Unterschiedlich ist dabei vor allem der Prozesszweck: Die Anfrage startet die Prüfung, die Zusage schafft Klarheit, ob du den konkreten Schritt umsetzen kannst.

Musterbrief: Aufbau, den du übernehmen kannst

Du musst den Text nicht kompliziert machen. Wichtig ist die Struktur, damit die Versicherung die Angaben schnell prüfen kann.

Kopiervorlage (Rahmen):

  1. Anrede und Bezug auf deinen Vertrag (inkl. Versicherungsnummer)
  2. Kurzbeschreibung des Sachverhalts (2–4 Sätze)
  3. Darstellung der Zeitachse und des geplanten rechtlichen Schritts
  4. Bitte um Prüfung und Deckung für den konkreten Schritt
  5. Auflistung der beigefügten Unterlagen
  6. Bitte um schriftliche Entscheidung (Zusage/Ablehnung)

Risiken & Grenzen, die du vorab kennen solltest

  • Ablehnungen sind möglich: Nicht jede Konstellation führt automatisch zu Deckung.
  • Verspätung kann problematisch sein: Wenn der Schritt bereits läuft oder Angaben fehlen, kann die Prüfung erschwert werden.
  • Unklare Formulierungen kosten Zeit: Je konkreter der Fall, desto besser lässt sich die Deckung prüfen.

Für welchen Fall lohnt sich das besonders? (Situation statt Versprechen)

Eine Deckungsanfrage ist besonders sinnvoll, wenn du

  • einen anwaltlichen Schritt vorab planst,
  • Kosten für ein Verfahren abschätzen willst,
  • oder Unsicherheiten hast, ob dein konkretes Thema in deinem Tarif abgedeckt ist.

Tarife prüfen, die zu deinem Risiko passen

Wenn du ohnehin gerade den passenden Rechtsschutz suchst oder überprüfen willst, welche Bausteine und Bedingungen in Frage kommen, vergleiche aktuelle Rechtsschutztarife.

Wenn du ohnehin Tarife prüfst, achte dabei besonders auf die Bedingungen, Wartezeiten und den gewünschten Leistungsumfang.

Quellenhinweis

Die rechtliche Grundlage für das Verfahren kann sich aus deinem Versicherungsvertrag und dem maßgeblichen Rechtsrahmen ergeben.
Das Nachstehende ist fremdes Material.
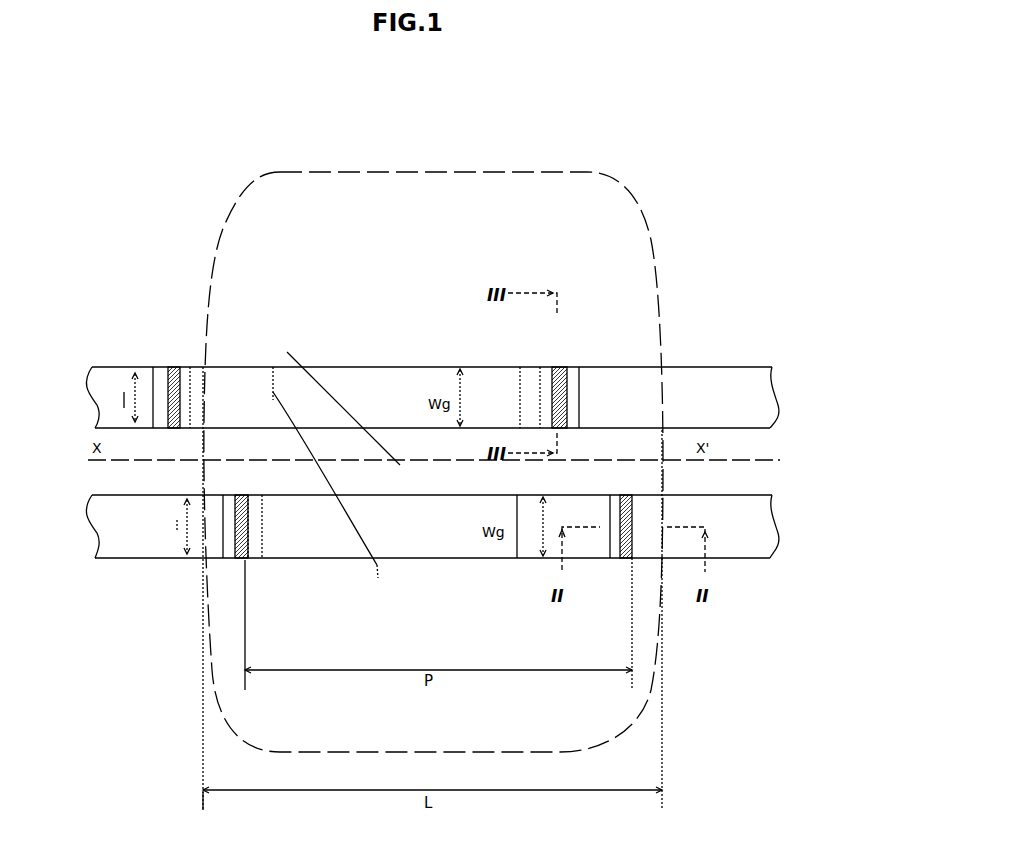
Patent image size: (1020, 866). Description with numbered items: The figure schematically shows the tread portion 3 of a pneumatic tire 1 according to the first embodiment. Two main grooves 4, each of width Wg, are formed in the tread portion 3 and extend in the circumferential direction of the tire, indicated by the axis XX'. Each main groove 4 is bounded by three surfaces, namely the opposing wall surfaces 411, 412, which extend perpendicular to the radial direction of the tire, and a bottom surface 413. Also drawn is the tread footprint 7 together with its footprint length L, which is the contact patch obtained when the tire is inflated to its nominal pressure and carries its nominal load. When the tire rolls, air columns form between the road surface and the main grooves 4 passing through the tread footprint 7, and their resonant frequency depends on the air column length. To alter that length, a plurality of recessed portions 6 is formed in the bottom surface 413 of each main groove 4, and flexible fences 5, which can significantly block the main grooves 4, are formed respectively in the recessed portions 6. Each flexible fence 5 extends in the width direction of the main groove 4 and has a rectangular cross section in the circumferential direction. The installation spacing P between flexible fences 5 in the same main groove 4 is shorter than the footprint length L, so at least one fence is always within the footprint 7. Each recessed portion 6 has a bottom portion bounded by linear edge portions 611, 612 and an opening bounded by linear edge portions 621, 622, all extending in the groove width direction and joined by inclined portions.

The pneumatic tire 1 is at (630, 290).
The tread portion 3 is at (372, 352).
The main grooves 4 is at (730, 408).
The flexible fences 5 is at (170, 392).
The recessed portions 6 is at (174, 372).
The tread footprint 7 is at (218, 240).
The wall surface 411 is at (695, 367).
The wall surface 412 is at (679, 428).
The bottom surface 413 is at (262, 408).
The edge portion of bottom portion 611 is at (567, 400).
The edge portion of bottom portion 612 is at (549, 380).
The edge portion of opening 621 is at (582, 402).
The edge portion of opening 622 is at (540, 385).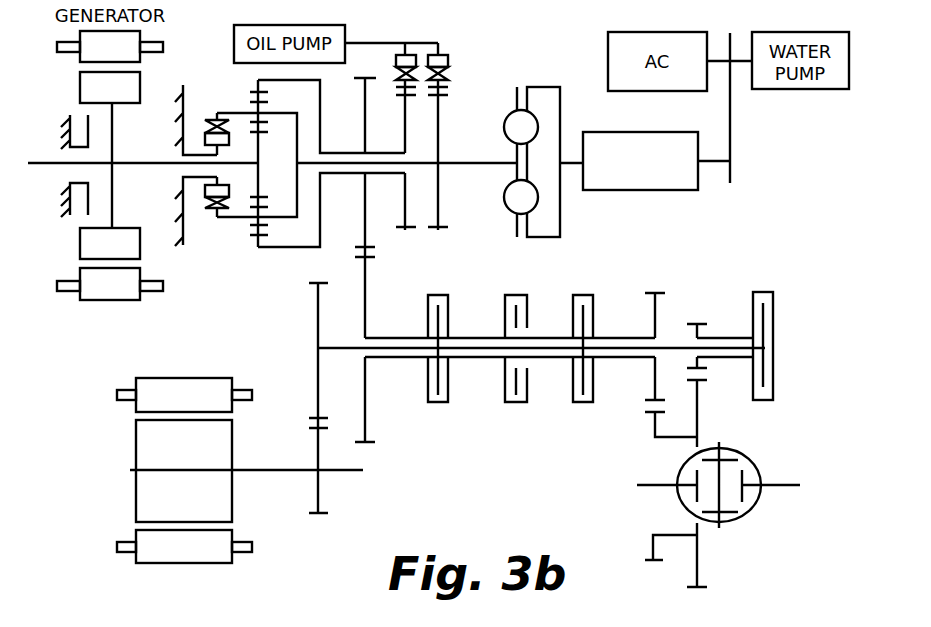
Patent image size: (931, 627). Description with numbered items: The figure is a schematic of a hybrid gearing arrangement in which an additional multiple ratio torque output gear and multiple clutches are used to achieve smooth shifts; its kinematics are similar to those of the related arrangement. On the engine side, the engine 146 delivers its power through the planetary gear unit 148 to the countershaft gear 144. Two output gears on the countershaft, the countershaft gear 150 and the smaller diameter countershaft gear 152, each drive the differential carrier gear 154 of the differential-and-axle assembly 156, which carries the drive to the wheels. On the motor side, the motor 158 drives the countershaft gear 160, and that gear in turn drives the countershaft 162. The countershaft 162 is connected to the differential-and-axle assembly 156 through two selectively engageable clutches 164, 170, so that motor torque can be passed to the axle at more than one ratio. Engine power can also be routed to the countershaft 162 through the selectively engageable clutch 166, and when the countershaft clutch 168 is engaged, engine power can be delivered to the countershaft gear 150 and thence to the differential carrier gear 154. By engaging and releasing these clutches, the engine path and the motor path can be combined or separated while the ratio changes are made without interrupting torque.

The countershaft gear 144 is at (367, 290).
The engine 146 is at (670, 190).
The planetary gear unit 148 is at (249, 107).
The countershaft gear 150 is at (662, 298).
The smaller diameter countershaft gear 152 is at (700, 323).
The differential carrier gear 154 is at (697, 563).
The differential-and-axle assembly 156 is at (754, 462).
The motor 158 is at (147, 443).
The countershaft gear 160 is at (318, 332).
The countershaft 162 is at (665, 358).
The selectively engageable clutch 164 is at (774, 384).
The selectively engageable clutch 166 is at (438, 403).
The countershaft clutch 168 is at (527, 302).
The selectively engageable clutch 170 is at (594, 302).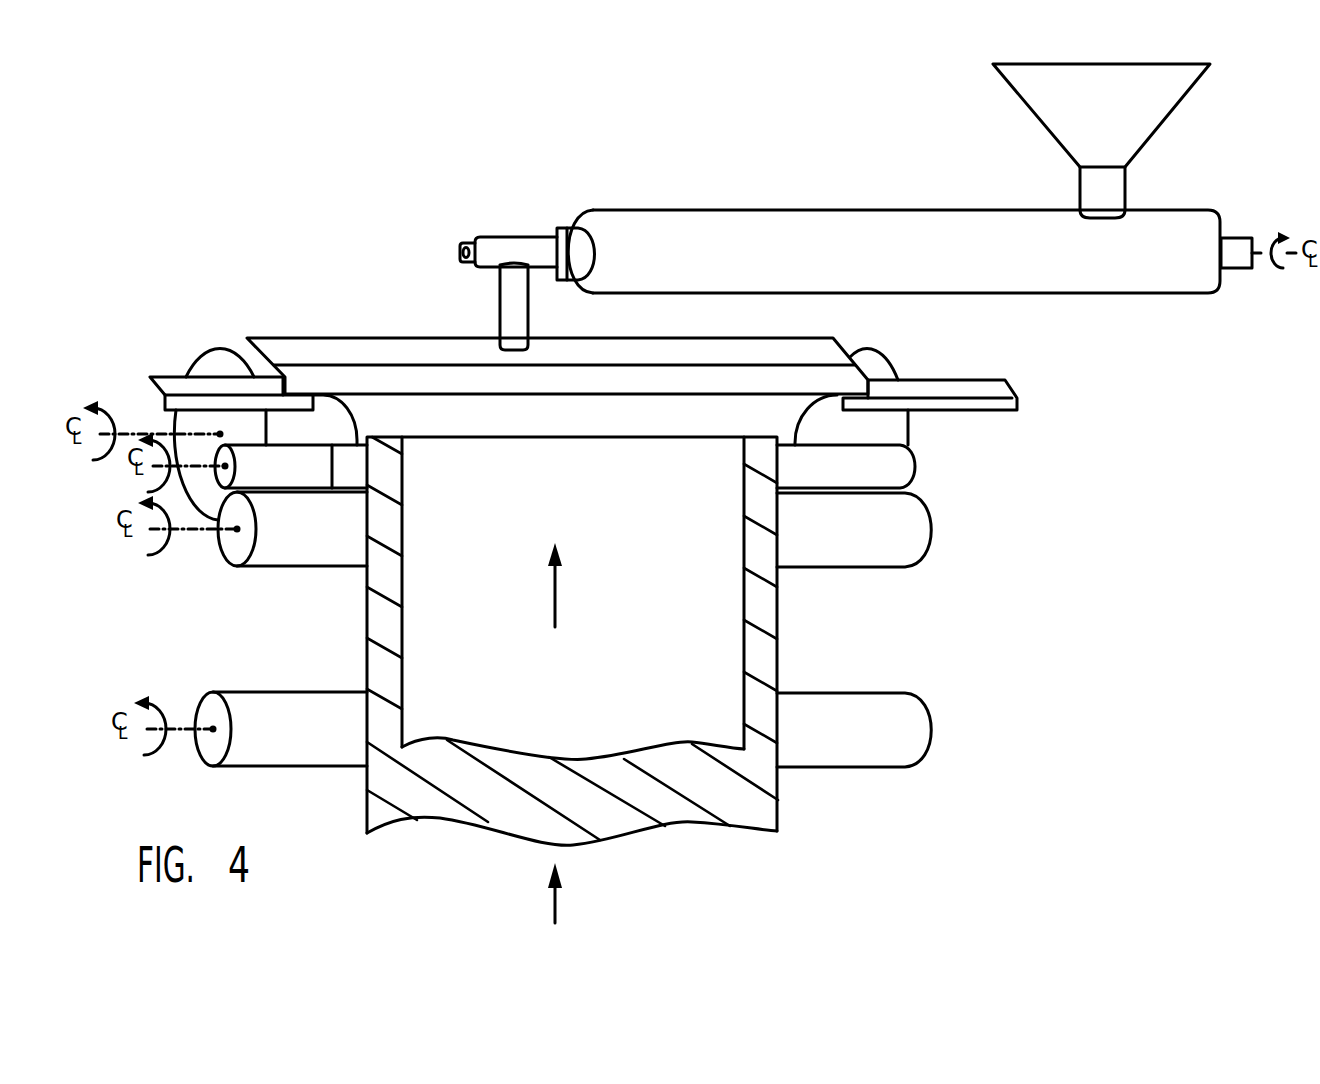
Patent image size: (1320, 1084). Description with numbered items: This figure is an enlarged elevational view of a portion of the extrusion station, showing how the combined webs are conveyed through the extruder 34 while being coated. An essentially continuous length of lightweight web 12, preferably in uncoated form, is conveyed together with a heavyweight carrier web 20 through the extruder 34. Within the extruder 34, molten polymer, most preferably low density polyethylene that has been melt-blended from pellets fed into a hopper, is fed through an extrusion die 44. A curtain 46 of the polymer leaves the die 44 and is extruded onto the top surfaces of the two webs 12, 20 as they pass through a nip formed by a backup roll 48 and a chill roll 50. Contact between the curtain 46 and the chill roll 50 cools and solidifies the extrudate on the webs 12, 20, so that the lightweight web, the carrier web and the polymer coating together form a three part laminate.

The lightweight web 12 is at (722, 620).
The heavyweight carrier web 20 is at (780, 785).
The extruder 34 is at (1088, 294).
The extrusion die 44 is at (840, 346).
The curtain 46 is at (787, 417).
The backup roll 48 is at (917, 467).
The chill roll 50 is at (203, 360).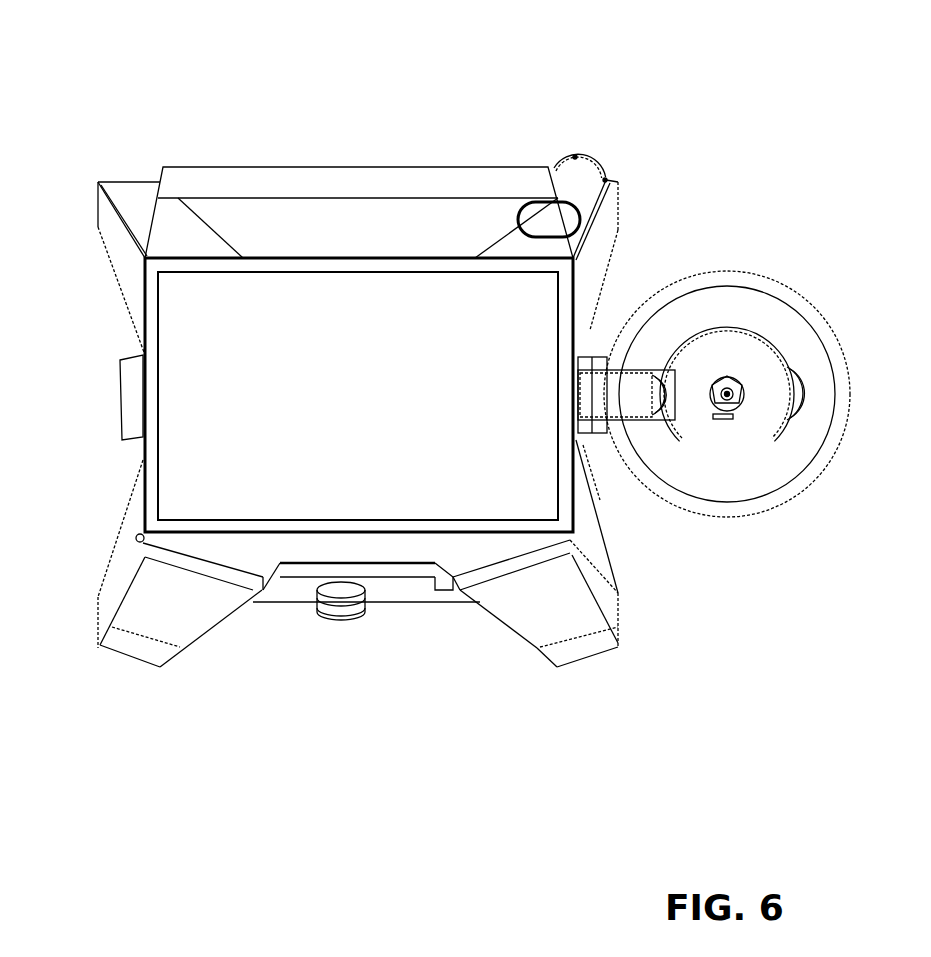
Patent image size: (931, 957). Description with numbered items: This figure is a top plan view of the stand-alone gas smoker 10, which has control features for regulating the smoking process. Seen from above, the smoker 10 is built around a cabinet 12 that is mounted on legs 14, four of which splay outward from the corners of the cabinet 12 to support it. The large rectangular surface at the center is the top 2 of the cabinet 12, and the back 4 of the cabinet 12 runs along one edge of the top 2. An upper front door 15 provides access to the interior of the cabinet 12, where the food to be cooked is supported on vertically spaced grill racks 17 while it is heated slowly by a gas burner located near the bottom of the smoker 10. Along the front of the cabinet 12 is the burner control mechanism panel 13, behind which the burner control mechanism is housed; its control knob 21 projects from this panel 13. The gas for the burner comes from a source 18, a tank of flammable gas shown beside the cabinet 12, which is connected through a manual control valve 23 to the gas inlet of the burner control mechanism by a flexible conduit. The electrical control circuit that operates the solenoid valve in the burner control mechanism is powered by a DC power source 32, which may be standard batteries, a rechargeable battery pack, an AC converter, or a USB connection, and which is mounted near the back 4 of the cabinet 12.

The stand-alone gas smoker 10 is at (743, 120).
The top 2 is at (357, 372).
The back 4 is at (340, 228).
The cabinet 12 is at (142, 455).
The burner control mechanism panel 13 is at (410, 593).
The legs 14 is at (128, 200).
The upper front door 15 is at (257, 555).
The grill racks 17 is at (611, 425).
The source of flammable gas 18 is at (800, 305).
The control knob 21 is at (337, 615).
The manual control valve 23 is at (740, 410).
The DC power source 32 is at (590, 183).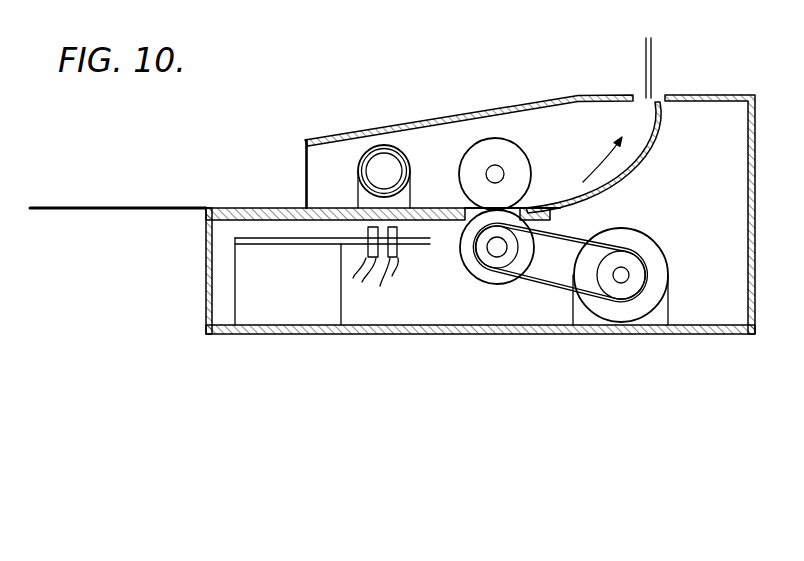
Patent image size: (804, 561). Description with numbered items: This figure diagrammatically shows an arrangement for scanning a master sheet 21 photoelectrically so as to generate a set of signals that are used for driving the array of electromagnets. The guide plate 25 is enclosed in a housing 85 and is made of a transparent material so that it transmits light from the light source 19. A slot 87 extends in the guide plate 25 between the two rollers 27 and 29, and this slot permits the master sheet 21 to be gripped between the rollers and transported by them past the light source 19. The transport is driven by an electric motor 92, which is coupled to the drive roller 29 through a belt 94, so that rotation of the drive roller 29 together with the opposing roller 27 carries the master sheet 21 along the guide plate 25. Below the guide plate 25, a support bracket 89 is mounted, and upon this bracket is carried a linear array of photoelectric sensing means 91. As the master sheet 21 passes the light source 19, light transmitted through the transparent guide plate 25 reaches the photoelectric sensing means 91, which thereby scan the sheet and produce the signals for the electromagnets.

The light source 19 is at (358, 166).
The master sheet 21 is at (122, 204).
The guide plate 25 is at (630, 172).
The roller 27 is at (516, 146).
The drive roller 29 is at (476, 273).
The housing 85 is at (503, 107).
The slot 87 is at (530, 221).
The support bracket 89 is at (441, 237).
The photoelectric sensing means 91 is at (368, 232).
The electric motor 92 is at (657, 252).
The belt 94 is at (553, 283).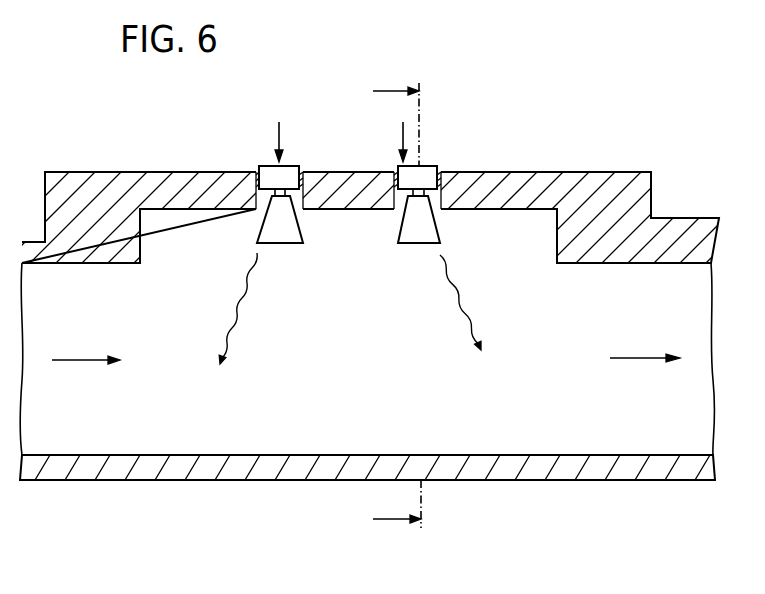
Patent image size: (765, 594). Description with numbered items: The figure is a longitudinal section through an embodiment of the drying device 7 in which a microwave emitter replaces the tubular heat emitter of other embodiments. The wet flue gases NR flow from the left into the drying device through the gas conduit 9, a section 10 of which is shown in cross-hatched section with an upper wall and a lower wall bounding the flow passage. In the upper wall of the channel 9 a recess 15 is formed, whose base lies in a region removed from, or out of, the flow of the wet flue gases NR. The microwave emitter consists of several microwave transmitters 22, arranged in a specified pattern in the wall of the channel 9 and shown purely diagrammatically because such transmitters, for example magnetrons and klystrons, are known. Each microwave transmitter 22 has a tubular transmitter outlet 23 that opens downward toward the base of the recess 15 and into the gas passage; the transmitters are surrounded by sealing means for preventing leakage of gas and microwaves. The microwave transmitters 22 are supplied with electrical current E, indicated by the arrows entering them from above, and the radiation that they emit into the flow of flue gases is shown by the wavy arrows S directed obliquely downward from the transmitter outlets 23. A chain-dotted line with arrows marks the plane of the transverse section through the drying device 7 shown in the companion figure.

The gas conduit 9 is at (700, 218).
The section of the gas conduit 10 is at (608, 468).
The recess 15 is at (512, 258).
The microwave transmitter 22 is at (425, 172).
The tubular transmitter outlet 23 is at (289, 240).
The drying device 7 is at (401, 304).
The electrical current E is at (331, 137).
The radiation S is at (349, 309).
The wet flue gases NR is at (72, 360).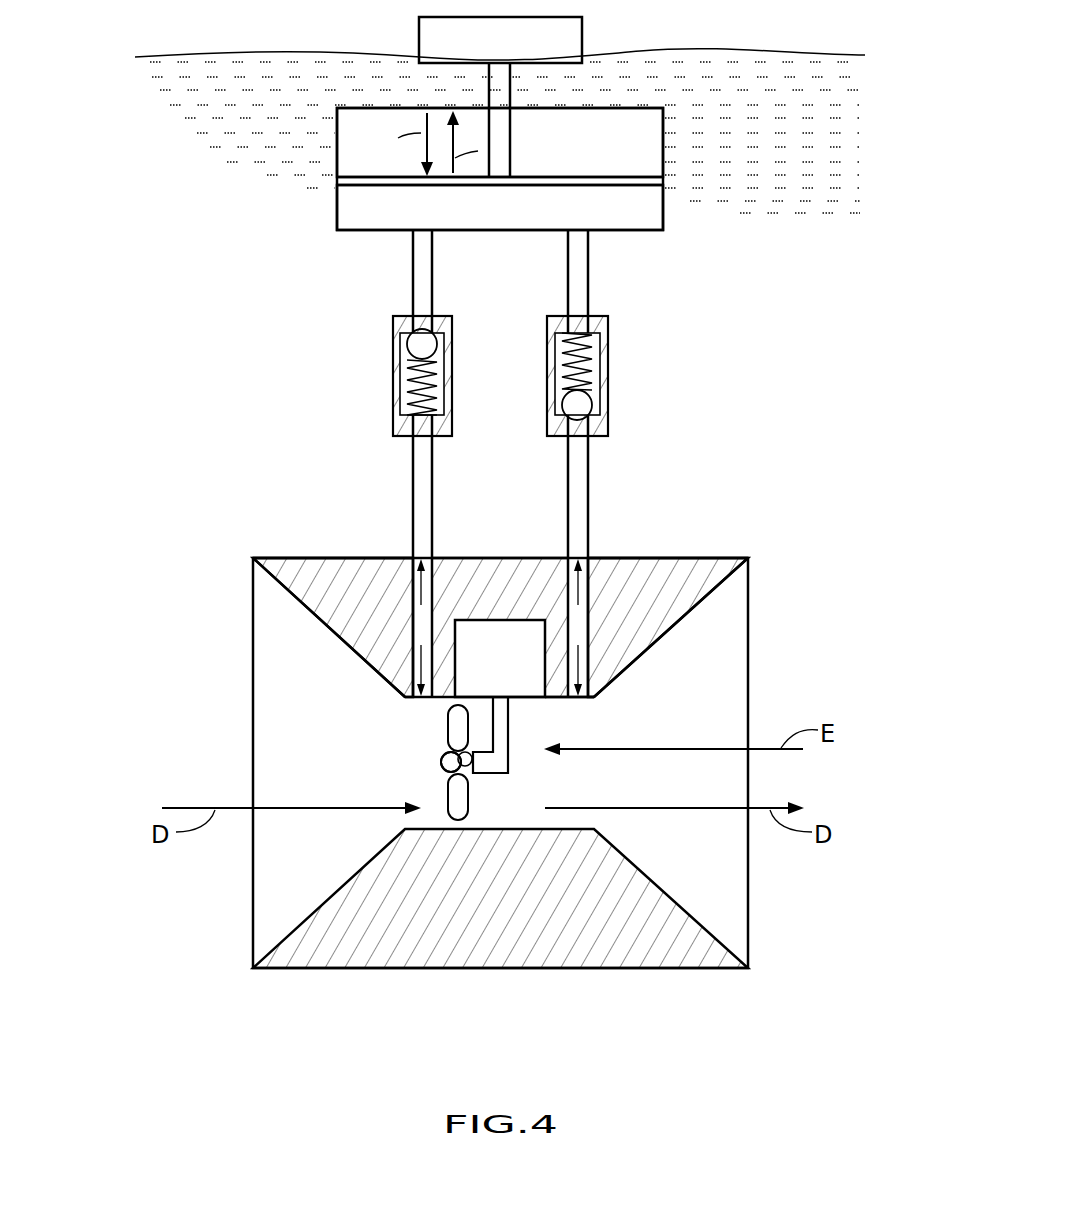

Für eine verbindliche Einordnung in deinem konkreten Fall solltest du die Bedingungen deines Vertrags prüfen.

FAQ

  • Was ist eine Deckungsanfrage? Eine Anfrage, ob deine Rechtsschutzversicherung die Kosten für den konkreten Schritt im konkreten Fall übernimmt.
  • Wer stellt sie? In vielen Fällen stellt der Versicherte die Anfrage; je nach Situation kann auch der Anwalt unterstützen.
  • Kostet eine Deckungsanfrage Geld? Das kann je nach Vertrag und Prozess unterschiedlich sein—prüfe dazu die Regelungen in deinen Versicherungsunterlagen.
  • Was passiert bei Ablehnung? Du bekommst eine Begründung und entscheidest, ob du nachsteuern oder den nächsten Weg prüfen willst.
  • Wie lange dauert es? Das variiert je nach Versicherer und Umfang der Unterlagen—mit möglichst vollständigen Angaben kannst du die Prüfung oft erleichtern.